# Kann mit dieser CPU noch WoW spielen?



## rhyn2012 (10. Februar 2014)

Hallo.

Kann man mit folgender CPU noch WoW flüssig spielen? 

ARK | Intel® Pentium® Processor E2140 (1M Cache, 1.60 GHz, 800 MHz FSB)


Kam 2007 raus, kann ja nicht so dolle sein das Teil 



MFG


----------



## DarkMo (10. Februar 2014)

kA was die alles verädert haben mit der zeit, aber 2003/4 oder wann das war konnt ich mit meinem 1kerner von 2001 noch locker spielen ^^ glaub 1800mhz athlon war das.


----------



## rhyn2012 (10. Februar 2014)

und der pentium sockel 775 hat 2 echte kerne und 1,6 ghz. ich denke mal bringt mehr leistung als eine athlon x2 3800+ oder irre ich mich evtl?


----------



## julianbl (10. Februar 2014)

Naja mit patch 4.0 kam ja ein Grafik update und auch über die Jahre gab es Performance updates etc. ich würde sagen ausprobieren ist die einzige möglichkeit.


----------



## rhyn2012 (10. Februar 2014)

ok werde ich morgen mal machen  ist ja nur für den 2. rechner mal schaun obs klappt.

danke euch


----------



## julianbl (10. Februar 2014)

sag bescheid interessiert mich auch


----------



## Neodrym (10. Februar 2014)

Also "Flüssiges" Spielen ist naja - mehr oder weniger möglich,aber ich gehe mal schwer davon aus das es eigentlich unmöglich ist.Wenn das Ding aber nur fürs farmen ist,wäre es in ordnung.


----------



## rhyn2012 (10. Februar 2014)

mache ich, ich gebe dann bescheid 

naja, farmen und evtl bissl leveln... nichts zum raiden etx xD


----------



## Panagianus (10. Februar 2014)

Also mein opa hat den... Mit ner radeon hd 5540 oder sowas und naja minecraft is auf 720p mit 30 fps spielbar...


----------



## rhyn2012 (10. Februar 2014)

hm minecraft iss das fordernd oder eher wie tetris 


EDIT::


PC fertig, mit Win 7, 2 GB DDR2 auf mittel im freien Land um die 30-40 FPS in 1080p
auf niedrig 60-70fps 
alles mit einer nvidia 7900gs

in 720p auch kaum fps zuwachs, dafür gefühlt etwas flüssiger.
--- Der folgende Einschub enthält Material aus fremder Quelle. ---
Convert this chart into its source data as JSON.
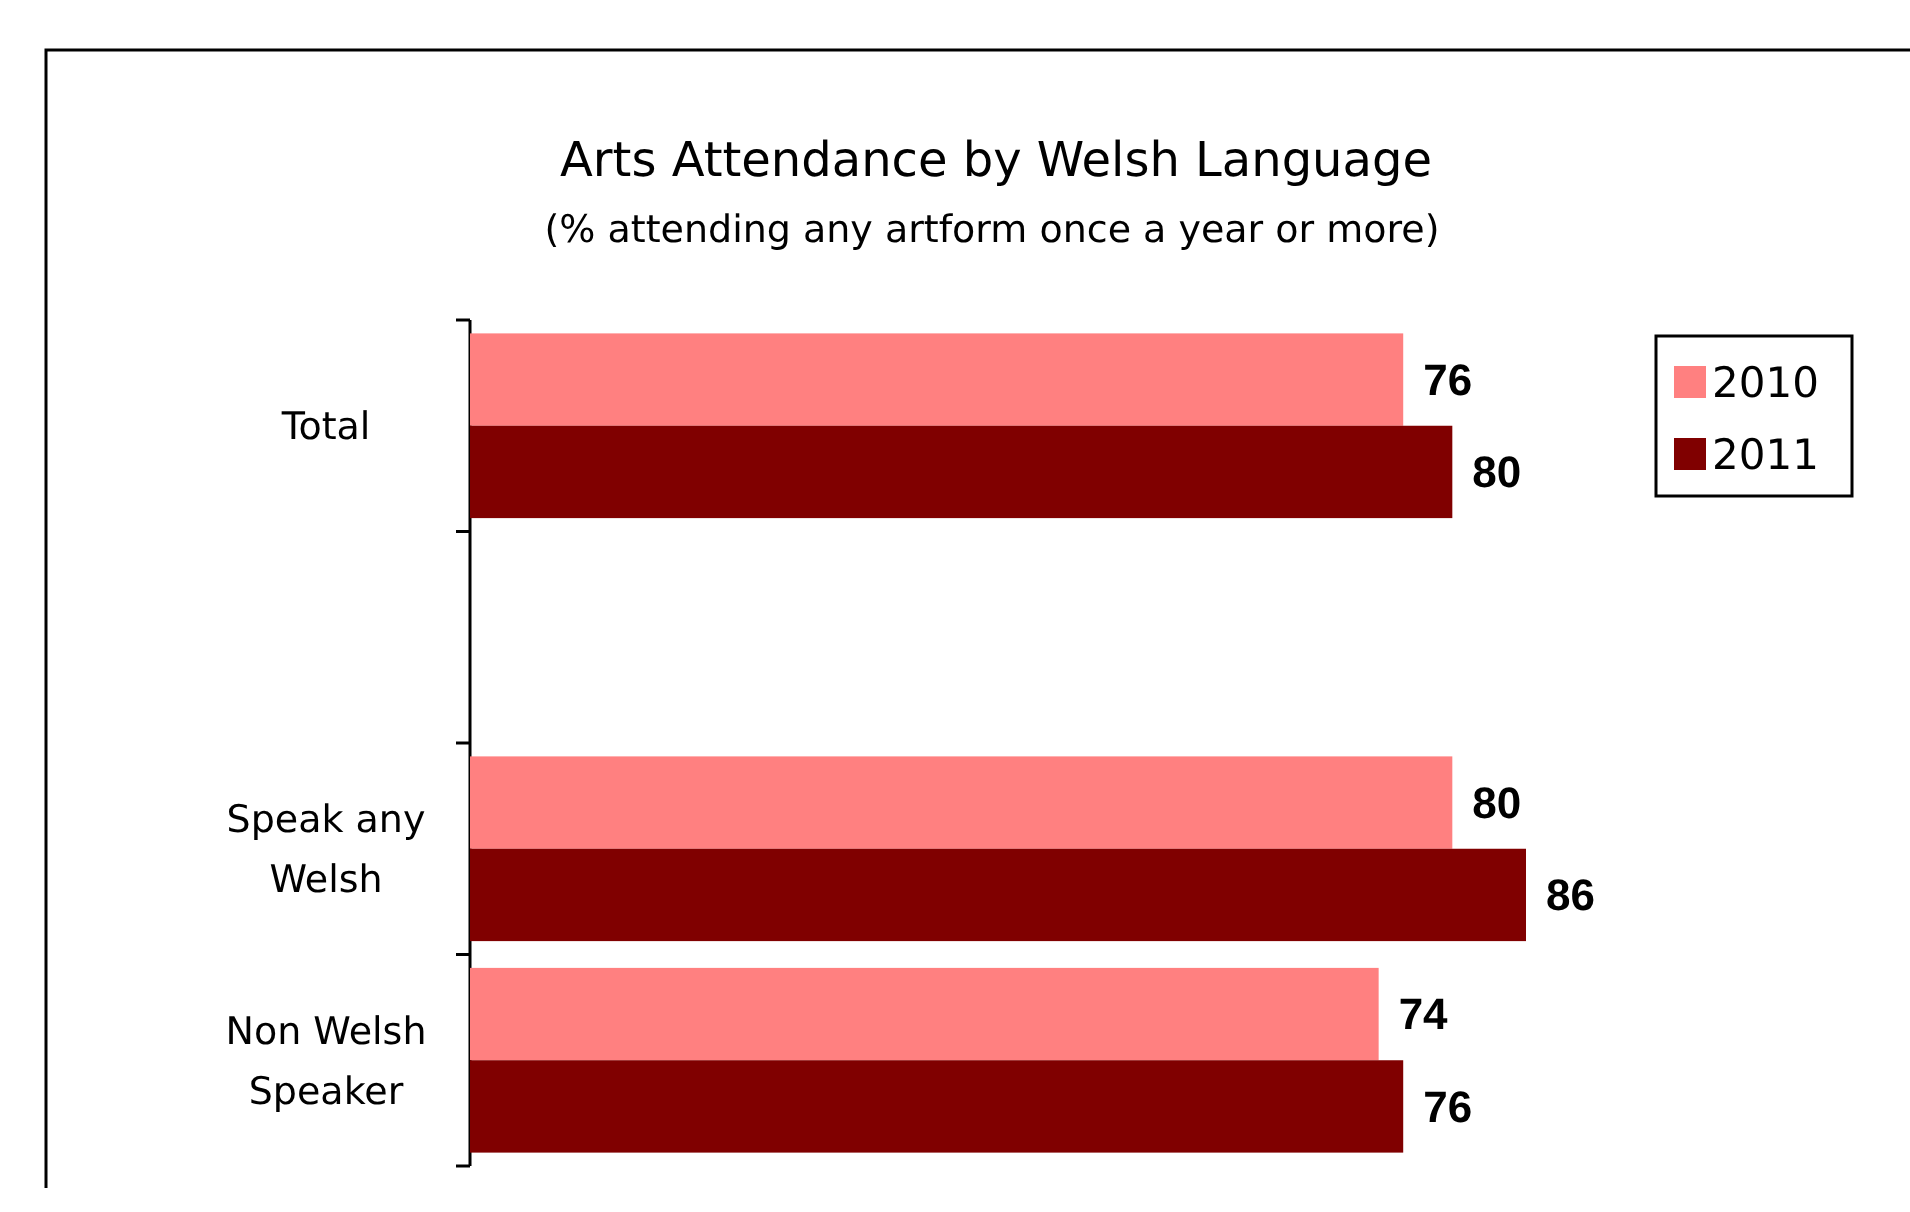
{
  "chart_data": {
    "type": "bar",
    "orientation": "horizontal",
    "title": "Arts Attendance by Welsh Language",
    "subtitle": "(% attending any artform once a year or more)",
    "categories": [
      "Total",
      null,
      "Speak any Welsh",
      "Non Welsh Speaker"
    ],
    "series": [
      {
        "name": "2010",
        "color": "#ff8080",
        "values": [
          76,
          null,
          80,
          74
        ]
      },
      {
        "name": "2011",
        "color": "#800000",
        "values": [
          80,
          null,
          86,
          76
        ]
      }
    ],
    "data_labels": true,
    "legend": "top right"
  }
}
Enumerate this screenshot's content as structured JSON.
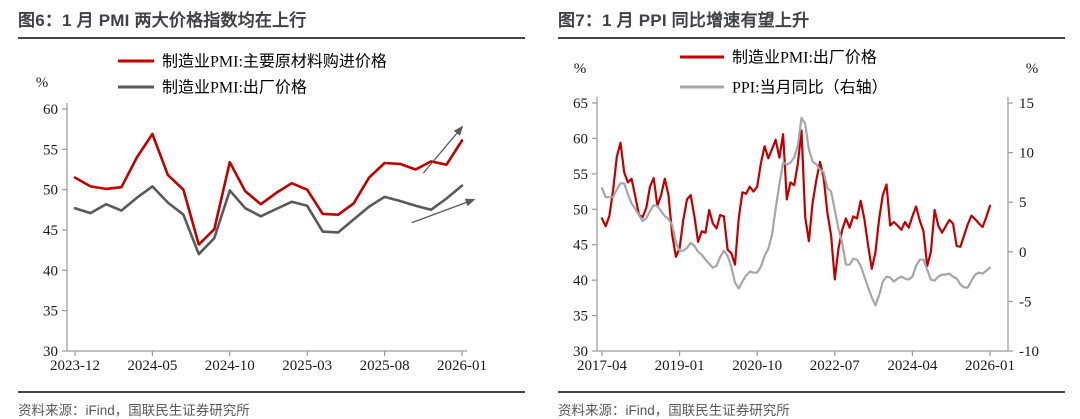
{
  "figures": [
    {
      "title": "图6：1 月 PMI 两大价格指数均在上行",
      "source": "资料来源：iFind，国联民生证券研究所"
    },
    {
      "title": "图7：1 月 PPI 同比增速有望上升",
      "source": "资料来源：iFind，国联民生证券研究所"
    }
  ],
  "colors": {
    "accent_red": "#c00000",
    "dark_gray": "#595959",
    "light_gray": "#a6a6a6",
    "title_text": "#3e4247",
    "rule": "#43474b",
    "axis": "#9a9a9a",
    "tick_text": "#1a1a1a",
    "source_text": "#595959"
  },
  "chart_data": [
    {
      "type": "line",
      "title": "图6：1 月 PMI 两大价格指数均在上行",
      "axis_unit_left": "%",
      "grid": false,
      "legend_position": "top",
      "x_start": "2023-12",
      "x_end": "2026-01",
      "x_freq": "monthly",
      "x_tick_labels": [
        "2023-12",
        "2024-05",
        "2024-10",
        "2025-03",
        "2025-08",
        "2026-01"
      ],
      "x_tick_indices": [
        0,
        5,
        10,
        15,
        20,
        25
      ],
      "ylim_left": [
        30,
        60
      ],
      "yticks_left": [
        30,
        35,
        40,
        45,
        50,
        55,
        60
      ],
      "series": [
        {
          "name": "制造业PMI:主要原材料购进价格",
          "color": "#c00000",
          "axis": "left",
          "values": [
            51.5,
            50.4,
            50.1,
            50.3,
            54.0,
            56.9,
            51.8,
            50.0,
            43.2,
            45.1,
            53.4,
            49.8,
            48.2,
            49.6,
            50.8,
            50.0,
            47.0,
            46.9,
            48.3,
            51.5,
            53.3,
            53.2,
            52.5,
            53.5,
            53.1,
            56.1
          ]
        },
        {
          "name": "制造业PMI:出厂价格",
          "color": "#595959",
          "axis": "left",
          "values": [
            47.7,
            47.1,
            48.2,
            47.4,
            49.0,
            50.4,
            48.4,
            46.9,
            42.0,
            44.0,
            49.9,
            47.7,
            46.7,
            47.6,
            48.5,
            48.0,
            44.8,
            44.7,
            46.3,
            47.9,
            49.1,
            48.6,
            48.0,
            47.5,
            48.9,
            50.5
          ]
        }
      ],
      "annotations": [
        {
          "type": "arrow",
          "from_frac": [
            0.9,
            0.265
          ],
          "to_frac": [
            1.0,
            0.075
          ],
          "color": "#595959"
        },
        {
          "type": "arrow",
          "from_frac": [
            0.87,
            0.47
          ],
          "to_frac": [
            1.03,
            0.375
          ],
          "color": "#595959"
        }
      ]
    },
    {
      "type": "line",
      "title": "图7：1 月 PPI 同比增速有望上升",
      "axis_unit_left": "%",
      "axis_unit_right": "%",
      "grid": false,
      "legend_position": "top",
      "x_start": "2017-04",
      "x_end": "2026-01",
      "x_freq": "monthly",
      "x_tick_labels": [
        "2017-04",
        "2019-01",
        "2020-10",
        "2022-07",
        "2024-04",
        "2026-01"
      ],
      "x_tick_indices": [
        0,
        21,
        42,
        63,
        84,
        105
      ],
      "ylim_left": [
        30,
        65
      ],
      "yticks_left": [
        30,
        35,
        40,
        45,
        50,
        55,
        60,
        65
      ],
      "ylim_right": [
        -10,
        15
      ],
      "yticks_right": [
        -10,
        -5,
        0,
        5,
        10,
        15
      ],
      "series": [
        {
          "name": "制造业PMI:出厂价格",
          "color": "#c00000",
          "axis": "left",
          "values": [
            48.7,
            47.6,
            49.1,
            52.7,
            57.4,
            59.4,
            55.2,
            53.8,
            54.3,
            51.8,
            49.2,
            48.9,
            50.2,
            53.2,
            54.4,
            50.5,
            52.0,
            54.3,
            52.0,
            46.4,
            43.3,
            44.5,
            48.5,
            51.4,
            52.0,
            49.0,
            45.4,
            46.9,
            46.7,
            49.9,
            48.0,
            47.3,
            49.2,
            49.0,
            44.3,
            43.8,
            42.2,
            48.7,
            52.4,
            52.2,
            53.2,
            52.5,
            53.2,
            56.5,
            58.9,
            57.2,
            58.5,
            59.8,
            57.3,
            60.6,
            51.4,
            53.8,
            53.4,
            56.4,
            61.1,
            48.9,
            45.5,
            50.9,
            54.1,
            56.7,
            54.4,
            49.5,
            46.3,
            40.1,
            44.5,
            47.1,
            48.7,
            47.4,
            49.0,
            48.7,
            51.2,
            48.6,
            44.9,
            41.6,
            43.9,
            48.6,
            52.0,
            53.5,
            47.7,
            48.2,
            47.7,
            47.1,
            48.2,
            47.4,
            49.0,
            50.4,
            48.4,
            46.9,
            42.0,
            44.0,
            49.9,
            47.7,
            46.7,
            47.6,
            48.5,
            48.0,
            44.8,
            44.7,
            46.3,
            47.9,
            49.1,
            48.6,
            48.0,
            47.5,
            48.9,
            50.5
          ]
        },
        {
          "name": "PPI:当月同比（右轴）",
          "color": "#a6a6a6",
          "axis": "right",
          "values": [
            6.4,
            5.5,
            5.5,
            5.5,
            6.3,
            6.9,
            6.9,
            5.8,
            4.9,
            4.3,
            3.7,
            3.1,
            3.4,
            4.1,
            4.7,
            4.6,
            4.1,
            3.6,
            3.3,
            2.7,
            0.9,
            0.1,
            0.1,
            0.4,
            0.9,
            0.6,
            0.0,
            -0.3,
            -0.8,
            -1.2,
            -1.6,
            -1.4,
            -0.5,
            0.1,
            -0.4,
            -1.5,
            -3.1,
            -3.7,
            -3.0,
            -2.4,
            -2.0,
            -2.1,
            -2.1,
            -1.5,
            -0.4,
            0.3,
            1.7,
            4.4,
            6.8,
            9.0,
            8.8,
            9.0,
            9.5,
            10.7,
            13.5,
            12.9,
            10.3,
            9.1,
            8.8,
            8.3,
            8.0,
            6.4,
            6.1,
            4.2,
            2.3,
            0.9,
            -1.3,
            -1.3,
            -0.7,
            -0.8,
            -1.4,
            -2.5,
            -3.6,
            -4.6,
            -5.4,
            -4.4,
            -3.0,
            -2.5,
            -2.6,
            -3.0,
            -2.7,
            -2.5,
            -2.7,
            -2.8,
            -2.5,
            -1.4,
            -0.8,
            -0.8,
            -1.8,
            -2.8,
            -2.9,
            -2.5,
            -2.3,
            -2.3,
            -2.2,
            -2.5,
            -2.7,
            -3.3,
            -3.6,
            -3.6,
            -2.9,
            -2.3,
            -2.1,
            -2.2,
            -1.9,
            -1.6
          ]
        }
      ],
      "annotations": []
    }
  ]
}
also für geschenkt, kann man damit was anfangen 

aber ich bleib lieber bei meinem AMD


----------



## OLLIWOOD65 (14. Februar 2014)

rhyn2012 schrieb:


> hm minecraft iss das fordernd oder eher wie tetris
> 
> 
> EDIT::
> ...


 
Danke für die Rückmeldung


----------



## Sneeedlewoods (16. Februar 2014)

In 25er wirst du Probleme bekommen


----------



## BertB (16. Februar 2014)

für cpu ist minecraft glaub sogar gut fordernd, gpu nicht sonderlich, außer vielleicht mit mords texturmods


----------